[FFmpeg-devel] About guess_correct_pts / AVFrame.best_effort_timestamp

Alexander Strange astrange
Fri Feb 18 01:53:29 CET 2011


On Feb 17, 2011, at 3:48 PM, Nicolas George wrote:

> Le nonidi 29 pluvi?se, an CCXIX, Luca Barbato a ?crit :
>> I don't see why. Cramming half demuxer in libavcodec doesn't sound
>> correct.
> 
> That is the other way around: determining the PTS when there is none
> requires cramming a significant part of a decoder (the parser) in the
> parser.
> 
> Do you agree with the following principle:
> 
> A demuxer that decodes perfectly the information in its supported format but
> does not examine the payload data at all should be acceptable.
> 
> ?
> 
>> The main flaw is assuming that libavcodec, with the data it has, can do
>> something reliable.
> 
> Why should lavf be able to do it then? lavc has more information than lavf,
> since it has all information extracted by lavf plus everything in the
> payload.
> 
>> I understood your point of view but please understand that gst, vlc,
>> tcvp and even mplayer might rather have lavc not do this kind of work.
> 
> I did not manage to find where mplayer finds the timestamp. As for VLC, at a
> first glance, it uses obsoletes API to do mostly the same thing as
> guess_correct_pts, with its own load of special cases and heuristics.
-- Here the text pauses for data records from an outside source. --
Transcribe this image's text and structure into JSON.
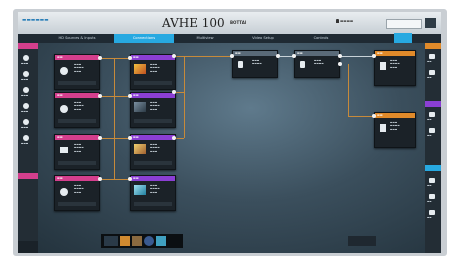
{
  "app": {
    "title": "AVHE 100",
    "subtitle": "BOTTAl"
  },
  "tabs": [
    {
      "label": "HD Sources & Inputs",
      "active": false
    },
    {
      "label": "Connections",
      "active": true
    },
    {
      "label": "Multiview",
      "active": false
    },
    {
      "label": "Video Setup",
      "active": false
    },
    {
      "label": "Controls",
      "active": false
    }
  ],
  "colors": {
    "accent": "#27a9e1",
    "wire": "#c78a3a",
    "source_header": "#d43f8d",
    "processor_header": "#8b3fd4",
    "output_header": "#e08a2a"
  }
}
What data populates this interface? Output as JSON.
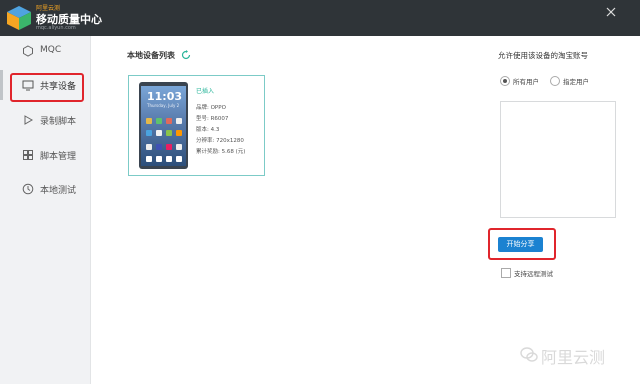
{
  "app": {
    "brand_top": "阿里云测",
    "title": "移动质量中心",
    "subtitle": "mqc.aliyun.com"
  },
  "sidebar": {
    "items": [
      {
        "label": "MQC",
        "icon": "hexagon-icon"
      },
      {
        "label": "共享设备",
        "icon": "monitor-icon"
      },
      {
        "label": "录制脚本",
        "icon": "play-icon"
      },
      {
        "label": "脚本管理",
        "icon": "grid-icon"
      },
      {
        "label": "本地测试",
        "icon": "clock-icon"
      }
    ],
    "active_index": 1
  },
  "main": {
    "section_title": "本地设备列表",
    "device": {
      "status": "已插入",
      "brand": "品牌: OPPO",
      "model": "型号: R6007",
      "version": "版本: 4.3",
      "resolution": "分辨率: 720x1280",
      "earnings": "累计奖励: 5.68 (元)",
      "phone_time": "11:03",
      "phone_date": "Thursday, July 2"
    }
  },
  "right": {
    "title": "允许使用该设备的淘宝账号",
    "radio_all": "所有用户",
    "radio_specific": "指定用户",
    "selected": "all",
    "share_button": "开始分享",
    "remote_test_label": "支持远程测试"
  },
  "watermark": "阿里云测",
  "colors": {
    "titlebar": "#2f3438",
    "accent": "#1b82d1",
    "highlight": "#e0252c",
    "status": "#29b59a"
  }
}
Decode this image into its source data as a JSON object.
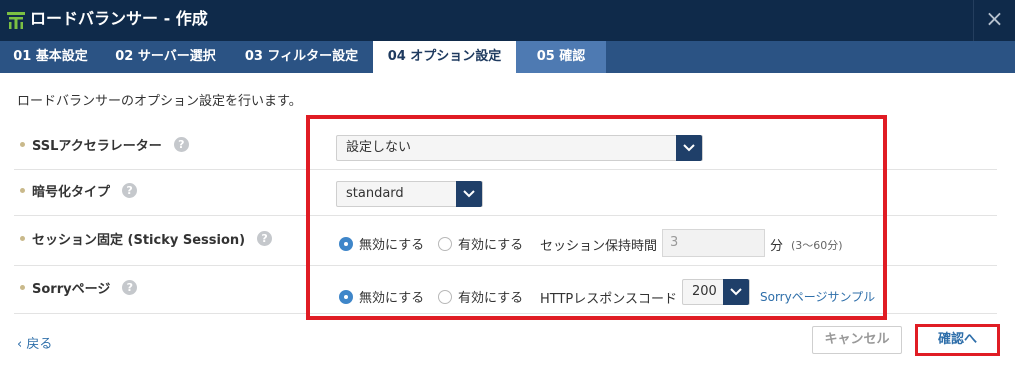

mplayer has two modes, nocorrect-pts and correct-pts. Both of them work at the demuxer layer, but are complicated, and neither work right.

The first one behaves effectively like ffplay with decoder_reorder_pts == 0, though I'm not sure what data it uses.
The second one buffers demuxed pts values, and then I think it sorts them in order and dequeues them based on the current decoder delay (has_b_frames) afterwards.

It doesn't work with several file formats so it falls back to nocorrect.

In general I'd expect other clients to act like ffmpeg.c, which was wrong and frequently had times 1-2 frames off sync before I fixed it.